Question

Consider graph of function \(f(x)=2\cos\left(\frac{x}{2}\right)+3\), \(g(x)=4\). The number of points of intersection of two graphs in interval \([0,4\pi]\) is:

• A. \(1\)
• B. \(3\)
• C. \(2\)
• D. \(4\)

Hint:

Convert the intersection problem into solving a trigonometric equation and then count all valid solutions in the given interval.

Answer 1

The Correct Option is C

Concept: Points of intersection satisfy \[ f(x)=g(x). \] Therefore, \[ 2\cos\left(\frac{x}{2}\right)+3=4. \]

Step 1: Solve the trigonometric equation.
\[ 2\cos\left(\frac{x}{2}\right)=1 \] \[ \cos\left(\frac{x}{2}\right)=\frac12. \] Let \[ \theta=\frac{x}{2}. \] Then \[ \cos\theta=\frac12. \] General solutions are \[ \theta=2n\pi\pm\frac{\pi}{3}. \]
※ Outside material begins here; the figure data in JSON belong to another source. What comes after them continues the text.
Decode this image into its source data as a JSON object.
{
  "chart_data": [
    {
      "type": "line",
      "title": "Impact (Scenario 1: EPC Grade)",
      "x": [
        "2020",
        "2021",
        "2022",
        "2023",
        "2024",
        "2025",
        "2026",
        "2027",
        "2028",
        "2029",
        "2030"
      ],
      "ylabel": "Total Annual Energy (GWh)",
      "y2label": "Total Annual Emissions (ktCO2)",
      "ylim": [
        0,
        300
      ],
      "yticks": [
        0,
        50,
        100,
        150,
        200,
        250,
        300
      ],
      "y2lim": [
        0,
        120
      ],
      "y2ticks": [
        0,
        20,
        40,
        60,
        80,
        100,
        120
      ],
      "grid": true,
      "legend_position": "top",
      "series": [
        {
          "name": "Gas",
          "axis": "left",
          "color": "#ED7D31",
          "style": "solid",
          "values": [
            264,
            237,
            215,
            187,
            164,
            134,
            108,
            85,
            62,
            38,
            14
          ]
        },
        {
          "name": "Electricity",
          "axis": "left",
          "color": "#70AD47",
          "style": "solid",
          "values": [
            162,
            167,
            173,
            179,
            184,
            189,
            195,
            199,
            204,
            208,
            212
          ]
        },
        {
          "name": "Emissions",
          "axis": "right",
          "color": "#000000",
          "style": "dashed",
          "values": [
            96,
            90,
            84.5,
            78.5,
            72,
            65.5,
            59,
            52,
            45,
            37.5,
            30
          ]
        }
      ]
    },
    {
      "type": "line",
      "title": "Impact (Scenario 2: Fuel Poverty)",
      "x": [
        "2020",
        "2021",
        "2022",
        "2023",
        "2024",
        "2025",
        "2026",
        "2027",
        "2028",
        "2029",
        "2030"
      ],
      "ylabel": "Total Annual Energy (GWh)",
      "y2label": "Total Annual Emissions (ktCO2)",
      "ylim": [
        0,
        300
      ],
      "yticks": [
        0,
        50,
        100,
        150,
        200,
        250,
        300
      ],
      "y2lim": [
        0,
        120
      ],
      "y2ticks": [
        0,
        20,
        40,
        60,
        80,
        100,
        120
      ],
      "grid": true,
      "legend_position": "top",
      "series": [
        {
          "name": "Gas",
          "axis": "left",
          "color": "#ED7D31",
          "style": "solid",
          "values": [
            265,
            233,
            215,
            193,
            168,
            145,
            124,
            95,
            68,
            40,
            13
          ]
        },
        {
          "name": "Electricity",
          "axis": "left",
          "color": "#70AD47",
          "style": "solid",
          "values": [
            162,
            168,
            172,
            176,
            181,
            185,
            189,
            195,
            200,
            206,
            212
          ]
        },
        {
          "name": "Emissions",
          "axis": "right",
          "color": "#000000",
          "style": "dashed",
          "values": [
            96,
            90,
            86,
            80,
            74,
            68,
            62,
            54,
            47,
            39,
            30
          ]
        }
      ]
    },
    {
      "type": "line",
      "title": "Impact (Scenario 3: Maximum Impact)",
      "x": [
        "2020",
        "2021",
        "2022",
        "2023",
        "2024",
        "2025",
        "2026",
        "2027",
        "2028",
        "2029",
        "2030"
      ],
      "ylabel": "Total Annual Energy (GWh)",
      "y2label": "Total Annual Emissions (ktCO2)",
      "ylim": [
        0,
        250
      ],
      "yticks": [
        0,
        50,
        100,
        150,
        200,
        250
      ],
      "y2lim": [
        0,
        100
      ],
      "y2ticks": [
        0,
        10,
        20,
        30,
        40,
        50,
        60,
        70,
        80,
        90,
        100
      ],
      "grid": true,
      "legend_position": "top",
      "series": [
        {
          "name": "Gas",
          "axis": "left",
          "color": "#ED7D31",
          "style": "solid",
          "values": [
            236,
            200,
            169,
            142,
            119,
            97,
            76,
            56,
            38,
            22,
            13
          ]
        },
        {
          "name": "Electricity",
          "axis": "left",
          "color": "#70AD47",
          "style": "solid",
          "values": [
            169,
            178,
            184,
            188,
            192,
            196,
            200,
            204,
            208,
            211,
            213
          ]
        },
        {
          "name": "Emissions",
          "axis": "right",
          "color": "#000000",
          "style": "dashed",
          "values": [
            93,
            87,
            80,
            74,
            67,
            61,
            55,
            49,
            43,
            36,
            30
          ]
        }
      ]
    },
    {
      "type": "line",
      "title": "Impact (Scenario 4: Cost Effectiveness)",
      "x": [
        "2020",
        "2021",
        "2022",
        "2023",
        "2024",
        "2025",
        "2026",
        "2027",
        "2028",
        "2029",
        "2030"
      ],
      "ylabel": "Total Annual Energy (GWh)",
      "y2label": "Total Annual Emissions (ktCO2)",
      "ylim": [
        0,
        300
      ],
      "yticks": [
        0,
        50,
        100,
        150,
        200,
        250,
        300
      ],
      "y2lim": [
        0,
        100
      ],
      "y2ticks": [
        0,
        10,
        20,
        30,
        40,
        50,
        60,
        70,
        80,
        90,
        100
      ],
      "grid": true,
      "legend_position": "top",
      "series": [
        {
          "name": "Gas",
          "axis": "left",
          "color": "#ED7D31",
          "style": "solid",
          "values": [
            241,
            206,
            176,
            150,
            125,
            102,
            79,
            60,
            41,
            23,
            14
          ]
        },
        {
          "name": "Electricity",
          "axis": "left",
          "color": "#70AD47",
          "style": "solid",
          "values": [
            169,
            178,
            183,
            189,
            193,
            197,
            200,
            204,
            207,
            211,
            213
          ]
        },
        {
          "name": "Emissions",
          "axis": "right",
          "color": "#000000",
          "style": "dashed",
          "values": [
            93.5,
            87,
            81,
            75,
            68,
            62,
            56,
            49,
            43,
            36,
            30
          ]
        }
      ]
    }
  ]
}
Step 2: Apply interval restriction.
Since \[ 0\le x\le4\pi, \] we get \[ 0\le \theta\le2\pi. \] Within \([0,2\pi]\), \[ \theta=\frac{\pi}{3},\quad \frac{5\pi}{3}. \] Thus \[ x=\frac{2\pi}{3},\quad \frac{10\pi}{3}. \] Hence there are exactly \[ \boxed{2} \] points of intersection.